Why is society so gullible

Internet users are gullible, watch less television and engage in more social activities than non-users

The new results of the World Internet Project indicate astonishing differences in different countries

The Internet has become a mass medium at least since the end of the 1990s, at least in the rich industrialized countries that have transformed into an information society. Although it differs from conventional mass media primarily in the wide variety of interactive options it offers, its use is now widely spread among the population. The typical Internet user as an easily identifiable social group no longer exists, if it ever existed, even if in the beginning the Internet was certainly used largely by students and academics. As a mass medium, the Internet intervenes in society and changes everyday life - and despite the same technology, it is not uniform in all cultures. That is arguably the main finding of the new World Internet Project report.

The World Internet Project was founded at the UCLA Center for Communication Policy at the time of the Internet boom in 1999 to find out - with funds from companies such as AOL, Microsoft, Hewlett-Packard, Sony, Verizon, and the National Cable Television Association - how the Internet was "Social, political, cultural and economic behavior among Internet users and non-users". Every year, surveys are to be carried out with international partners in different countries with the aim of recording the changes caused by the new medium over the period of an entire generation, including the differences in different cultures (How are computers and the Internet changing the world?).

For example, according to the new report from the UCLA World Internet Project, which has polled 14 countries (Germany, UK, Italy, Macau, Japan, Sweden, Singapore, Spain, South Korea, Taiwan, Hungary, USA), there appears to be a digital divide between the number of women and men when it comes to using the Internet. The Internet is still more of a male domain, but this gender gap varies greatly from country to country (although the comparability of the results in the individual countries suffers from the fact that one person aged 12 and over was interviewed in the other, and only adults in the other or that the survey time also varies between 2001 and 2003). Overall, 8 percent more men than women use the Internet. The difference is smallest in Sweden (67.7 / 64.4), the USA (73.1 / 69), Taiwan (25.1 / 23.5) and Hungary (20.3 / 15.1), Germany (50.4 / 41.7) is already above average. In Italy (41.7 / 21.5) or Spain (46.4 / 27.2) one can definitely speak of a "digital divide" that is larger than in South Korea (67.8 / 53.8) , Singapore (47.2 / 34) or Makau (37.8 / 28.8).
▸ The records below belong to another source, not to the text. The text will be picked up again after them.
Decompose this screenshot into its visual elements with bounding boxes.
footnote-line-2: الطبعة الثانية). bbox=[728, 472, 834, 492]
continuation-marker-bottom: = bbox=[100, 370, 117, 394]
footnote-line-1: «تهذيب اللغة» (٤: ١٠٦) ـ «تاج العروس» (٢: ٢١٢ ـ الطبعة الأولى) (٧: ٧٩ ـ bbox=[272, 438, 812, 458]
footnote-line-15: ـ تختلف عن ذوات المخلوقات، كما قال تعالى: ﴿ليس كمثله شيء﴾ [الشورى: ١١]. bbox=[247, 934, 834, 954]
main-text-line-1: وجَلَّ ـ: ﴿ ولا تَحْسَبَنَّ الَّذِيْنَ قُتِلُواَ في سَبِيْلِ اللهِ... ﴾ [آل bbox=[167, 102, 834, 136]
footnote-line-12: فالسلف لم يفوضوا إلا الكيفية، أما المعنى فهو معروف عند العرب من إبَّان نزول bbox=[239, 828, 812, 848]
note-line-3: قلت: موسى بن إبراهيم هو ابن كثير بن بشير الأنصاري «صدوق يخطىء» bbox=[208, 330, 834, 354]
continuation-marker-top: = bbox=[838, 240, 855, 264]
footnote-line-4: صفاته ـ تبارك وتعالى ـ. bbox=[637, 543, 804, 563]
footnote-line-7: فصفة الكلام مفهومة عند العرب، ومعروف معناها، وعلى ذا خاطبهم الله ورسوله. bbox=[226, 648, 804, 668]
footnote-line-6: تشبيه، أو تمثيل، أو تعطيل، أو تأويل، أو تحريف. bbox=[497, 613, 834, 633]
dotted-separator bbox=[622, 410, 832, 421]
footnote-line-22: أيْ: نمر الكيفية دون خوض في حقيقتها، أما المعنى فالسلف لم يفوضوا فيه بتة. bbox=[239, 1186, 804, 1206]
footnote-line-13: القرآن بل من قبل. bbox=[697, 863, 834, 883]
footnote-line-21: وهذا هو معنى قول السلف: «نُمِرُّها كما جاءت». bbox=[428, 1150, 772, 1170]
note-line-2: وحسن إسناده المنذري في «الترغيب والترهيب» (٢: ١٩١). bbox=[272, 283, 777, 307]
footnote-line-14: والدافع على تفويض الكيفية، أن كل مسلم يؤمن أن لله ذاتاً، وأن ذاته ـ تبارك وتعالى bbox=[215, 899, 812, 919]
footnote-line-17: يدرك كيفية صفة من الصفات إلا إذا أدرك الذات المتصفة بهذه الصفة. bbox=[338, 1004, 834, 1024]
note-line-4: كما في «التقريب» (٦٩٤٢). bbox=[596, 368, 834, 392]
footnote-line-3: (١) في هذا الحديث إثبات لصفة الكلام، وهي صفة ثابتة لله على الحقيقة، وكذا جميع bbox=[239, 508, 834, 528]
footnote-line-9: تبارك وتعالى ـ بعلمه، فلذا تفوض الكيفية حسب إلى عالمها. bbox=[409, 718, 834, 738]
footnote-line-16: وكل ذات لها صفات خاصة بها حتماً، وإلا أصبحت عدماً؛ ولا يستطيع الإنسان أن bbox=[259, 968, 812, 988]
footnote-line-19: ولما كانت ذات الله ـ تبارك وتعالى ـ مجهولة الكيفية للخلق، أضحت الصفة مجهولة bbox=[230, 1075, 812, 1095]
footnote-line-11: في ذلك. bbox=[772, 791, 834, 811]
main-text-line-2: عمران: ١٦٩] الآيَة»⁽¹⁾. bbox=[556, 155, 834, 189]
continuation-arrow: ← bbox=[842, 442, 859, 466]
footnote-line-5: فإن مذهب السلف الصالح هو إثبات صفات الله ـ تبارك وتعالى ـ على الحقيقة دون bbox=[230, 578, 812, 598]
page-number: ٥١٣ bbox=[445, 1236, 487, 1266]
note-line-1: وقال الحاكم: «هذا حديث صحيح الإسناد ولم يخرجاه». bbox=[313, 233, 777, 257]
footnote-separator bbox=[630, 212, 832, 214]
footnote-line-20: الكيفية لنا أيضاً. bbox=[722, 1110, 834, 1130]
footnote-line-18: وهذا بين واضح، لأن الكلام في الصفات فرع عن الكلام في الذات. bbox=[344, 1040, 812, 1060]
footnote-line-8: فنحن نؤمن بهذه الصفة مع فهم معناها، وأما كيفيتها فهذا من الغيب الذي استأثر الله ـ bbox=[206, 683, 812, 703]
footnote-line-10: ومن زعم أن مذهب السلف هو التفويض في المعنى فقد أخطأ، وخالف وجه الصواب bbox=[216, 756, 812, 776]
Since people's time is no longer there, increased Internet use must come at the expense of other activities (or sleep). According to the survey, it can be stated that television consumption is affected in all countries. How reliable such figures are is another question; at least, according to the respondents, television consumption has decreased by an average of 5.2 hours per week for Internet users, most of all in Chile or Hungary. Of course, just as with the gender difference with regard to Internet use, it would be interesting to see why this is the same in one country and different in the other. Globally, according to Jeffrey Cole, director of the UCLA Center for Communication Policy, Internet time is being siphoned off from television consumption: "We are seeing a huge change in behavior that we are only just beginning to explore."

It is also astonishing that a considerable number of Internet users now seem to assume that the information on the Internet is also reliable. Half of the respondents said the information was always or mostly reliable and accurate. South Koreans seem to trust the Internet the most, and Americans are not very skeptical either. Only 7.1 percent say that no or only some information is trustworthy. The most skeptical are the Swedes (36) and the Japanese (25.3), followed by Germany (18.5) and Singapore (18.3).

Allegedly, internet users in all countries also spend more time on social activities (meeting friends, exercising ...) than non-users. Normally they should also read more books, which is only not the case in Germany and the USA. And the report offers another astonishing result. It is true that internet usage is highest in the richest quarter of the population, while in the poorest quarter only 20 percent use the internet on average. Hungary (1.6) and Italy (10.6) set negative records. That seems to be completely different in Sweden, South Korea and the USA, where almost half of the poor also have access to the Internet. At 27.8 percent, Germany is a little above average, even if the digital divide is still very clear here.

But surveys have the fact that you can't trust everything the respondents say, and the results also depend on the questions asked. One can therefore only agree with Andrew McKay's comment:

So what does this tell us? Not much, I'm afraid. The idea of ​​a socially-adjusted, well-exercised, all-believing, non-TV watching society is pretty far-fetched to begin with; the concept that heavy Internet users are any better off than our brethren is hard to swallow. I should know: I'm online about 17 hours a day. I don't believe anything I read, I haven't exercised in 7 months, and I have trouble hailing a cab in public, let alone being friendly and social. No, I think our best learning is this: never trust anyone who's willing to tell you their Web surfing habits.